Networks are geared up for Earth Day, with a range of programming touching on key environmental issues. The programs look into climate change, water, and how life is changing on Earth. 

Earth Day is April 22. 

CBS News has launched Eye on Earth: Our Planet in Peril. Ben Tracy, CBS News senior national and environmental correspondent; Mark Phillips, senior foreign correspondent; Debora Patta, foreign correspondent; and Jeff Berardelli, CBS News climate specialist, are heading up coverage. 

The initiative reflects the recently announced merger of CBS News and CBS Television Stations. Its emphasis on water “will give audiences both a high-altitude view on the challenges our oceans face like pollution and rising sea levels, as well as deep dives on topics like the water equity crisis in Jackson, Miss., and how both seaweed cultivation and offshore wind energy could change the game in the fight against climate change,” said CBS News. 

CBS This Morning, CBS Evening News and CBS Sunday Morning touch on climate change this week, as Face the Nation and 60 Minutes did last Sunday.

“Climate change affects everyone, especially future generations. It’s not only a worry for scientists and environmentalists but is something all of us as humans should be thinking about every day,” said Al Ortiz, CBS News’ vice president of standards and practices. “That perspective has shaped our ongoing reporting on climate change for years and is informing how we can capitalize on Earth Day as a moment to objectively report on these challenges. We hope to provide the audience with specific solutions and illuminate potential opportunities to help make our world better.”

CBS’s local reporting includes WCBS New York looking at the future of tap water in the market, KCBS Los Angeles examining drought issues in that region, and WBBM Chicago detailing breakdowns in the billing practices of the Chicago Department of Water Management. 

Premiering April 21, Hulu has the ABC News special It’s Not Too Late: Earth Day Special, hosted by chief meteorologist Ginger Zee. Zee and correspondents Matt Gutman, Gio Benitez and Maggie Rulli “take viewers on a global journey of discovery to showcase the planet’s rich biodiversity that’s at stake, the scientific link between extreme weather and climate change and the auto industry’s bold plans to become carbon neutral within the next 20 years,” summarizes ABC News. 

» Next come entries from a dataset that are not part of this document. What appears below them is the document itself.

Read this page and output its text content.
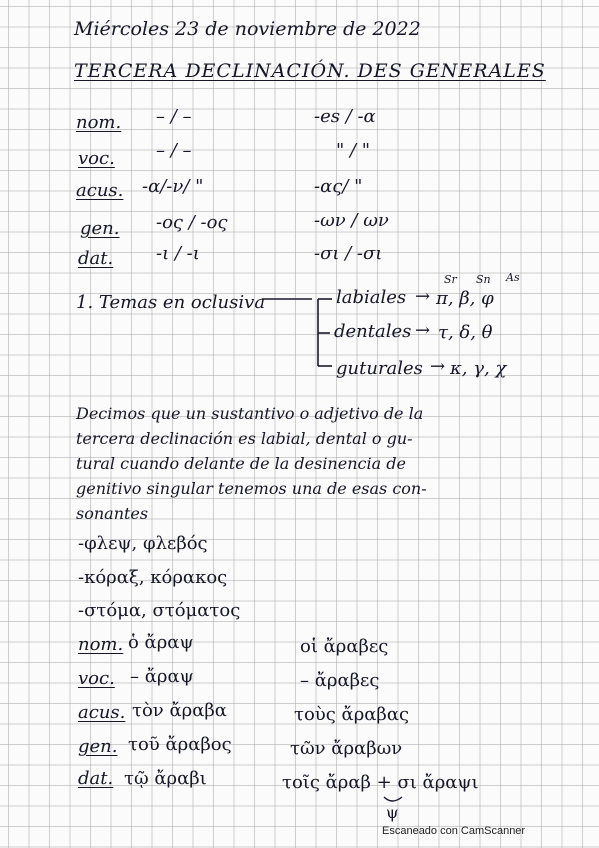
Miércoles 23 de noviembre de 2022
TERCERA DECLINACIÓN. DES GENERALES
nom. – / –	-es / -α
voc. – / –	" / "
acus. -α/-ν/ "	-ας/ "
gen. -ος / -ος	-ων / ων
dat. -ι / -ι	-σι / -σι
1. Temas en oclusiva	labiales → π, β, φ
Sr Sn As
dentales → τ, δ, θ
guturales → κ, γ, χ
Decimos que un sustantivo o adjetivo de la
tercera declinación es labial, dental o gu-
tural cuando delante de la desinencia de
genitivo singular tenemos una de esas con-
sonantes
-φλεψ, φλεβός
-κόραξ, κόρακος
-στόμα, στόματος
nom. ὁ ἄραψ	οἱ ἄραβες
voc. – ἄραψ	– ἄραβες
acus. τὸν ἄραβα	τοὺς ἄραβας
gen. τοῦ ἄραβος	τῶν ἄραβων
dat. τῷ ἄραβι	τοῖς ἄραβ + σι ἄραψι
ψ
Escaneado con CamScanner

ABC News Live streams the special at 8 p.m. April 22. 

World News Tonight, anchored by David Muir, reports on climate change all week. 

NBC News is covering climate change all week as well. Lester Holt, anchor of NBC Nightly News, visited Houston after the rough winter storms ravaged the area. Al Roker sat with U.S. Environmental Protection Agency Administrator Michael Regan on Today, and ventured to Michigan for a look at General Motors’ all-electric vehicle assembly plant.  

On April 22, Chuck Todd, moderator of Meet the Press and political director at NBC News, spoke with environmental activist Erin Brockovich on Meet the Press Reports. That’s on NBC News NOW and streams on Peacock the following day. 

On MSNBC, NBC News correspondent Josh Lederman speaks with Ohio residents about President Biden’s plans to create green energy jobs for oil, gas and coal workers displaced by the transition from fossil fuels. 

Streaming network NBCLX offers five hours of live content pertaining to the environment April 22. At 4 p.m. that day, LX Live from the Bottom of the Ocean looks at the ocean floor off Florida. Tabitha Lipkin hosts. 

Also on April 22, Disney Plus offers docu-series Secrets of the Whales. James Cameron executive produces the four-part series and Sigourney Weaver narrates. The series “plunges viewers deep within the epicenter of whale culture to experience the extraordinary communication skills and intricate social structures of five different whale species,” said Disney Plus. That includes orcas, humpbacks, belugas, narwhals and sperm whales.